Galatasaray-Arsenal 1-4: finisce così una Champions da incubo per i turchi

Una pessima figura, come tutte le altre partite di questo girone D di Champions League da incubo. Il Galatasaray chiude malissimo la propria rassegna continentale 2014/2015: nemmeno l’arrivo di Hamza Hamzaoglu in panchina ha salvato i giallorossi da un’altra umiliazione.

L’Arsenal replica il 4-1 dell’Emirates Stadium alla Turk Telekom Arena, senza troppa fatica. Protagonista Lukas Podolski, attaccante tedesco che mette a segno una doppietta. Un gol all’inizio, ed uno allo scadere. Con un comune denominatore: quel trasferimento al Galatasaray, quasi fatto a fine agosto e poi saltato con l’arrivo di Goran Pandev. Con il rifiuto di Cesare Prandelli, contestato ed esonerato solo pochi mesi dopo. Tuttavia, è evidente che le carenze tecnico-tattiche della squadra non si possano imputare soltanto all’allenatore italiano. Anche Hamzaoglu non evita una figuraccia, schierando in parte le seconde linee: si fa sentire l’assenza di Chedjou, importante baluardo difensivo che resta indisponibile a causa di un lieve infortunio.
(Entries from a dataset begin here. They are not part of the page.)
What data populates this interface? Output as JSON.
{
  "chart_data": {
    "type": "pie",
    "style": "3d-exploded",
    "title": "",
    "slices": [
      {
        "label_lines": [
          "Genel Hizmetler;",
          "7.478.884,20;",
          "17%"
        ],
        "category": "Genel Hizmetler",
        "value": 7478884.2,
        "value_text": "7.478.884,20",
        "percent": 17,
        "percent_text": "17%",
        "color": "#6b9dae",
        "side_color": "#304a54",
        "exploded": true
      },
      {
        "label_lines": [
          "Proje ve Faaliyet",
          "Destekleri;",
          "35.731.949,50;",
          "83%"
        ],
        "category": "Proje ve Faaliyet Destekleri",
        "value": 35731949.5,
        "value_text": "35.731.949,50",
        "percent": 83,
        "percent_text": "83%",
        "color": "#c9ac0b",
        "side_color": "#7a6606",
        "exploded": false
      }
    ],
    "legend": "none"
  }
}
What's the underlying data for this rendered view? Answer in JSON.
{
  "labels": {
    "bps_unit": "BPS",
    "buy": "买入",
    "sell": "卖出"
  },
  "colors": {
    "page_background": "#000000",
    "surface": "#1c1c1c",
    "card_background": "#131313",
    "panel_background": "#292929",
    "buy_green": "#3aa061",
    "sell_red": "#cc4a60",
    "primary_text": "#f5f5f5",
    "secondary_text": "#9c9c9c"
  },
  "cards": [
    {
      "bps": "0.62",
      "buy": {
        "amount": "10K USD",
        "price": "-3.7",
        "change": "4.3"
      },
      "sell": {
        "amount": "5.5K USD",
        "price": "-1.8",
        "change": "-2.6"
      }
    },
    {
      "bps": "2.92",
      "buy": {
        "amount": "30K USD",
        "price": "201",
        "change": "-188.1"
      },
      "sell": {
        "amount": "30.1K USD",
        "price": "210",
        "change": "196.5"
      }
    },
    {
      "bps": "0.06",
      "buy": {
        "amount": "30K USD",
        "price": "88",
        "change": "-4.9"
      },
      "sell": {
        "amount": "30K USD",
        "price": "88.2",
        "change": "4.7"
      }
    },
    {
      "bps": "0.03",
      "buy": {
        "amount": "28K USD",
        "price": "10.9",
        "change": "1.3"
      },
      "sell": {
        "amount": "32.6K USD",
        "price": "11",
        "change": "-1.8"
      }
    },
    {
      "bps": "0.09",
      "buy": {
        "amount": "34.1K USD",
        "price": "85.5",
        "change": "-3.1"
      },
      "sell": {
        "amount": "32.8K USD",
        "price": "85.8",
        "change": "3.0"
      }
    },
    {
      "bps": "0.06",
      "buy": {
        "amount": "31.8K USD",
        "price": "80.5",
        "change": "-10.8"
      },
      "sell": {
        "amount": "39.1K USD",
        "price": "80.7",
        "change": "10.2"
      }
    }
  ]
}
Viene schierato Sinan Bolat, portiere di riserva che sta per far esplodere un caso: c’è una clausola nel suo contratto che potrebbe farlo tornare al Porto in caso di un mancato numero di presenze (5)? Perché le recenti decisioni di Hamzaoglu lo farebbero pensare: la stampa turca si sta già divertendo ad elaborare ipotesi in tal senso.

La partita, in ogni caso, scorre seguendo il copione degli ultimi scontri di Champions di questo Galatasaray. Un Arsenal che può fare male in qualsiasi momento, e puntualmente lo fa: stavolta l’eroe non è Welbeck, ma Ramsey, autore come Podolski di una doppietta. Il gol di Sneijder nel finale non cambia la sostanza, confermando l’importanza dell’olandese in rosa e poco altro.

baltaWenger manca comunque il primo posto nel girone D, che va al Borussia Dortmund. In Europa League vola meritatamente l’Anderlecht, mentre il Galatasaray ottiene solo un punto: si tratta del peggior risultato europeo di sempre di un club turco, statistica impietosa offerta dall’istituto OPTA. Un fallimento senza mezze misure, che dovrà essere rimediato da BesiktasTrabzonspor in Europa League: altrimenti il coefficiente UEFA della Turchia, già notevolmente danneggiato dagli strascichi del calcio-scommesse 2011, rischia di calare ulteriormente.